Ann Dustin Wilson (born June 19, 1950 in San Diego, California) is the lead singer and flute player of Heart. Wilson's family moved around as a child because her father was a Marine Corps colonel. The family eventually settled in Bellevue, a suburb of Seattle, Washington. Shy due to a stutter, Wilson turned to music, and in the early 1970s she joined a local band, Whiteheart, which, in 1974, changed its name to Heart. Her younger sister Nancy joined the group in 1974. The band moved to Canada and cut their first album Dreamboat Annie in Vancouver in 1975. It was released in the United States in 1976. In 1977, Little Queen was released. She also sang the duet "Almost Paradise" with Mike Reno in the movie Footloose. Ann started a recording studio, Bad Animals, with her sister in the mid-1990s.

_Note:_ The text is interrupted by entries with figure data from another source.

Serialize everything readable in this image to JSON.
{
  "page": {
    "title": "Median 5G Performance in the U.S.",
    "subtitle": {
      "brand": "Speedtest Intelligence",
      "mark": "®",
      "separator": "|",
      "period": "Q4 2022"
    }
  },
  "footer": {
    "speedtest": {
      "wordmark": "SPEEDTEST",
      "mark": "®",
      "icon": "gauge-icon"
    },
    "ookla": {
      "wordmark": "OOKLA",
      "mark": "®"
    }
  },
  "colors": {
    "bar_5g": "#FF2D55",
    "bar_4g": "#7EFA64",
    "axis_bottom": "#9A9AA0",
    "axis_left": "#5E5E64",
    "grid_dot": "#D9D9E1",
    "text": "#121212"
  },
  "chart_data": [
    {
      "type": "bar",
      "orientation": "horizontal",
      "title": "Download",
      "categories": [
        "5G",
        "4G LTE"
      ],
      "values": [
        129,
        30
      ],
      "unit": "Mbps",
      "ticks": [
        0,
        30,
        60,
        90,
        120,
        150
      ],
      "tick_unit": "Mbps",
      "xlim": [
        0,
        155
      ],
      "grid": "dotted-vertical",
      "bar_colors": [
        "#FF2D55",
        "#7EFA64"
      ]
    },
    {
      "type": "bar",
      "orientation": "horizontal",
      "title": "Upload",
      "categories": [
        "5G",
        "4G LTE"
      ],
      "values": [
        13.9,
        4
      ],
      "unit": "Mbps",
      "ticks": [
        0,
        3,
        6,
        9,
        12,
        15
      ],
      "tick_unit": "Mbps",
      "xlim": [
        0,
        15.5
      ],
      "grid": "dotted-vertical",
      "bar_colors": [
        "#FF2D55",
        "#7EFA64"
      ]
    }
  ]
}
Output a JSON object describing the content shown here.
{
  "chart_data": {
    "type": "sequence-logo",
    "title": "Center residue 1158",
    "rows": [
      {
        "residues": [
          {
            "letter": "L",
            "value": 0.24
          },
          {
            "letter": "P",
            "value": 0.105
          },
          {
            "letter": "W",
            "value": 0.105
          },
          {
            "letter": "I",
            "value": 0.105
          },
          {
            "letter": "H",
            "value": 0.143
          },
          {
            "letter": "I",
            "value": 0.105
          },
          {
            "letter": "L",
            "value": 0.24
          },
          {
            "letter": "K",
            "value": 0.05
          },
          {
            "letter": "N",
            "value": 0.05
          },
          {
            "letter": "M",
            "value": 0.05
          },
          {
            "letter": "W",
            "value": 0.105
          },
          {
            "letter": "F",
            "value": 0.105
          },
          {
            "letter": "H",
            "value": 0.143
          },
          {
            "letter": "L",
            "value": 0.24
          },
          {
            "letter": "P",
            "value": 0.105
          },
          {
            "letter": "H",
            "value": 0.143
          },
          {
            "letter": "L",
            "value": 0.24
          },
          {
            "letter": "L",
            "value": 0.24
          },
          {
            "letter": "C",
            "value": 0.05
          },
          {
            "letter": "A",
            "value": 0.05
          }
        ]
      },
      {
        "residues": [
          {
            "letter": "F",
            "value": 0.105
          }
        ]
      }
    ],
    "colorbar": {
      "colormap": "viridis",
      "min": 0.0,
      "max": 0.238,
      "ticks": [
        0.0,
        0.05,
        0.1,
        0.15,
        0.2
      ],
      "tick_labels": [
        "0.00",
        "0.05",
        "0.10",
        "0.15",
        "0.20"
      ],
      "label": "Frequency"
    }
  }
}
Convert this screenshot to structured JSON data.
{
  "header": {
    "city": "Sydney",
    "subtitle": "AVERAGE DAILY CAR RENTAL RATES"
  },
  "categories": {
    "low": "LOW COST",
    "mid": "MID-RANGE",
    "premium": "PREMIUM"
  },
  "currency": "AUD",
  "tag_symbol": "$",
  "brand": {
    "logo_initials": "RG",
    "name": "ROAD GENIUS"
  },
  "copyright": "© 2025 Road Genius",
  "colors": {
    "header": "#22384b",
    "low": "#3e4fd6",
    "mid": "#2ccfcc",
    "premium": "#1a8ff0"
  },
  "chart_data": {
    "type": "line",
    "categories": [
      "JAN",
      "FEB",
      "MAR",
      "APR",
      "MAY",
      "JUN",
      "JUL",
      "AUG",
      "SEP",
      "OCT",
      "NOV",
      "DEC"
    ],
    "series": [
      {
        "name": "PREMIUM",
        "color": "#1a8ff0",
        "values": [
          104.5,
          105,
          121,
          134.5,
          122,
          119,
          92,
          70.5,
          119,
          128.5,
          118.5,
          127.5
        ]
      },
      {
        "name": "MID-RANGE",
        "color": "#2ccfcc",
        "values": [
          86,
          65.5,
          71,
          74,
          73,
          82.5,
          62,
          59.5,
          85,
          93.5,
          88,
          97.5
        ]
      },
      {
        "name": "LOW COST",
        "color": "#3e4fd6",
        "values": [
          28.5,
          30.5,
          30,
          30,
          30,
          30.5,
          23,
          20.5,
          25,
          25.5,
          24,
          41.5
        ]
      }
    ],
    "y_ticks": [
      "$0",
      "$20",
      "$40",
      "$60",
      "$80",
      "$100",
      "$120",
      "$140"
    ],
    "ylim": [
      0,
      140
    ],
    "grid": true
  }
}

She formed a side band, The Lovemongers, which performed Battle of Evermore on the soundtrack to brother-in-law Cameron Crowe's 1992 movie Singles and later released a four-song EP. The band's debut album Whirlygig was released in 1997. Ann adopted her daughter Marie in 1991 and her son Dustin in 1998. She underwent a weight-loss surgery called Adjustable gastric band in January 2002 after what she calls "a lifelong battle" with her weight. In June 2004, Heart released Jupiter's Darling, which is a popular favorite among classic rock stations.